Tak beda dengan sekarang, semenjak dahulu kala hubungan antara ulama dan kekuasaan selalu unik dan terkesan seperti karet: mulur dan mungkret. Kadang di satu waktu begitu dekat, namun kerao juga disatu kurun berseberangan dengan kekuasaan.
Kajian tentang hubungan ulama dan kekuasaan yang unik ini sempat dikaji oleh almarhum sejarawan Universitas Gajah Mada, Ahmad Adaby Darban. Dalam hal ini dia khusus menyoroti keunikan posisi ulama dalam kaitannya dalam masa Kerajaan Islam di Jawa. Kajian ini sempat ditulisnya dalamsebuah jurnal pada tahun 2004 silam.
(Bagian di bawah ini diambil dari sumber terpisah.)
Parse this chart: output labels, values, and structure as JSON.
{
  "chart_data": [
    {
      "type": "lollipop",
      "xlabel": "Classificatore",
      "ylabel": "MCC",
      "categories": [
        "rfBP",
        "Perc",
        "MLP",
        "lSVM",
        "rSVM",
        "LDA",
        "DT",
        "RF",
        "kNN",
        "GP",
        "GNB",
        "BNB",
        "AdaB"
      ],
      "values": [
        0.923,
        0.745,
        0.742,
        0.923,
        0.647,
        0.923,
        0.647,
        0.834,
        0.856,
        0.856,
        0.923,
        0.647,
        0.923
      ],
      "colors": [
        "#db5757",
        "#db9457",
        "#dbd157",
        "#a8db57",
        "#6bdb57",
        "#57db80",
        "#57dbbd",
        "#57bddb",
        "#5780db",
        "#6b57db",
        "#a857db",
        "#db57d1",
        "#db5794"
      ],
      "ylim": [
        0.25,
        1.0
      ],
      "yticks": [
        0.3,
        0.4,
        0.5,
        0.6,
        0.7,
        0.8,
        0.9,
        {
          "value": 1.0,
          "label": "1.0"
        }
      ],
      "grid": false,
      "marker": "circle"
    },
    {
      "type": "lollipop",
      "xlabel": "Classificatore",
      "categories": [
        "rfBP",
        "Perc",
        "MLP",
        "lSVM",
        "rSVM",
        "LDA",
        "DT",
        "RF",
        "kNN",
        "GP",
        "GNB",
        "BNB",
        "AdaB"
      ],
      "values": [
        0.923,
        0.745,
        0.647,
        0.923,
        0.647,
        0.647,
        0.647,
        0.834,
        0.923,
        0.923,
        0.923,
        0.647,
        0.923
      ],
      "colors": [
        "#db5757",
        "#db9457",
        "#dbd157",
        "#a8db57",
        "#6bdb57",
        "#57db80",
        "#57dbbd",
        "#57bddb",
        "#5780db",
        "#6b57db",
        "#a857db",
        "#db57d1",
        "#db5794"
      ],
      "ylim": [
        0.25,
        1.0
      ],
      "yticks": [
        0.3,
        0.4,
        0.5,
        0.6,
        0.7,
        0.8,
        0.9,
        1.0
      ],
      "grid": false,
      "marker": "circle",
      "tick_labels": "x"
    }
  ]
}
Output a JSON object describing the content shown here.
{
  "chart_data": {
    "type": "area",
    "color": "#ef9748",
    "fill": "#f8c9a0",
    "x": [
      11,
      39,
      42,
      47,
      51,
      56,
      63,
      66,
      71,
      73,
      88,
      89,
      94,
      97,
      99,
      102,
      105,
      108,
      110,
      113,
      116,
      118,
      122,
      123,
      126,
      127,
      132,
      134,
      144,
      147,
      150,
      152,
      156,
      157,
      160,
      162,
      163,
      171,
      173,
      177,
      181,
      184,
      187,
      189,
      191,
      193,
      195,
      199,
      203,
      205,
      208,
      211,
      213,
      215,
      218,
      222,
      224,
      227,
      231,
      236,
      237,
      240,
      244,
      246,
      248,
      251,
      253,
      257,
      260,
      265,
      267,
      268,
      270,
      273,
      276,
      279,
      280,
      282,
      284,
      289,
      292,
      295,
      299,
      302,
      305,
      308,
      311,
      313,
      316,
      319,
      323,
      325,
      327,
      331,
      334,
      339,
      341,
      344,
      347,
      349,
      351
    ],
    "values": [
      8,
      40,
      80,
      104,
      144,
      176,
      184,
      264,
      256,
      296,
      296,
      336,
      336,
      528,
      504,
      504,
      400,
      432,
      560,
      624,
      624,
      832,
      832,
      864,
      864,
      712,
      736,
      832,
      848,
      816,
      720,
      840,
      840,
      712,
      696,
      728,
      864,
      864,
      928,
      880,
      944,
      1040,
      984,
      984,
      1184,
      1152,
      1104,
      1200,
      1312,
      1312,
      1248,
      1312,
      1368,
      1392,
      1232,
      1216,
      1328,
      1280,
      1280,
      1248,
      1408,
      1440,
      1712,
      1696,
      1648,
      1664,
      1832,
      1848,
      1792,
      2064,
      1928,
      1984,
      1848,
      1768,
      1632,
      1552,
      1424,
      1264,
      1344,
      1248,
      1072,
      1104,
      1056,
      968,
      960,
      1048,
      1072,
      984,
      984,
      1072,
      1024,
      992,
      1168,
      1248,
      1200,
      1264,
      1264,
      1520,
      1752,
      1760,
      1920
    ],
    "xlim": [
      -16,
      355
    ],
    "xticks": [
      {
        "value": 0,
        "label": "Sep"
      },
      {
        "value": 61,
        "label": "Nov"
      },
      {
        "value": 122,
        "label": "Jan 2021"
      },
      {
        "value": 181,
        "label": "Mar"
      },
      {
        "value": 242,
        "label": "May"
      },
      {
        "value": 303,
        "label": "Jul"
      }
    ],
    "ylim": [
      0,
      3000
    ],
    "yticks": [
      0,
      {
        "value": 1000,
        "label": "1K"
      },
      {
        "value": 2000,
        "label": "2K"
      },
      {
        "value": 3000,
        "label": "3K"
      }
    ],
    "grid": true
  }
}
Dalam kajiannya Adaby yang lahir dan besar di Kampung Kauman Yogyakarta itu menulis begini:
Dari pertumbuhan dan pengembangannya, ulama di Jawa dapat dikategorikan menjadi empat tipe ulama. Tipe yang pertama, adalah golongan ulama yang merangkap sebagai penguasa pusat pemerintahan. Termasuk golongan ini ialah Sunan Giri dengan keturunannya dan Sunan Gunung Jati di Cirebon. Pemimpin agama itu mempunyai reputasi tinggi dalam bidang keagamaan, politik kenegaraan, dan otoritas sebagai pentahbis para sultan di Jawa sebelum Mataram.
Tipe yang kedua, adalah golongan ulama yang masih berdarah bangsawan. Hal ini dapat terjadi, karena sering para bangsawan ataupun raja mengawinkan puteranya dengan ulama, atau keluarga ulama. Ulama yang golongan kedua ini antara lain Ki Ageng Pandan Arang, Sayid Kalkum, dan Panembahan Rama atau Kyai Kajoran. Yang disebut terakhir ini (Kajoran) justru masih keturunan Panembahan Senopati, raja Mataram pertama (pendiri dinasti Mataram).
Tipe yang ketiga, adalah golongan ulama sebagai alat birokrasi kerajaan/tradisional. Ulama birokrat bertugas pada upacara keagamaan kraton, pernikahan keluarga raja, urusan tempat ibadah, dan makam. Di samping itu ulama kelompok ini juga berperan sebagai pemberi fatwa tentang hukum-hukum agama. Ulama golongan ini sering disebut sebagai Abdi Dalem Pamethakan, Abdi Dalem Kaji, Abdi Dalem Suronoto, dan sebagainya. Mereka berada di bawah kepemimpinan Penghulu Kraton.
Tipe yang keempat, adalah golongan ulama pedesaan yang hidup di desa-desa dan tidak memiliki hubungan dengan birokrasi. Kaum ulama desa ini bekerja independen menurut kemauannya sendiri untuk mengembangkan agama Islam di daerahnya. Ulama desa ini lebih akrab dan dekat dengan rakyat. Oleh rakyat desanya, mereka dihormati sebagai elite religius dan tempat bertanya.
Termasuk dalam Tipe ini juga kaum ulama pengembara, dan ulama yang menetap di daerah perdikan. Dari keempat tipologi ulama diatas, dapat dilihat bahwa tipe pertama pada saat ini sudah tidak ada lagi, sedangkan tipe kedua dan keempat merupakan ulama yang di dalam sejarah lebih independen, dan berani menyampaikan secara tegas kebenaran Islam, meskipun harus bertentangan dengan penguasa.
Ulama tipe ketiga, yaitu ulama birokrat, biasanya merupakan alat upacara kraton, hidupnya sangat bergantung pada ma’isah (penghidupan) dari kraton. Oleh karena itu, lebih terikat pada penguasa. Walaupun dapat digolongkan dalam tipe-tipe diatas, para ulama itu tidak menyendiri. Mereka sering berhubungan dengan yang lain terutama dalam masalah dakwah dan pengembangan agama.
Dialog antarulama dari berbagai tipe ini dilakukan untuk saling mengisi kekurangan yang ada dalam memimpin umat. Adapun yang menyatukanmereka adalah mereka sama-sama masih merasa menjadi ‘Warosatul Anbiya’ , dengan segala konsekuensinya.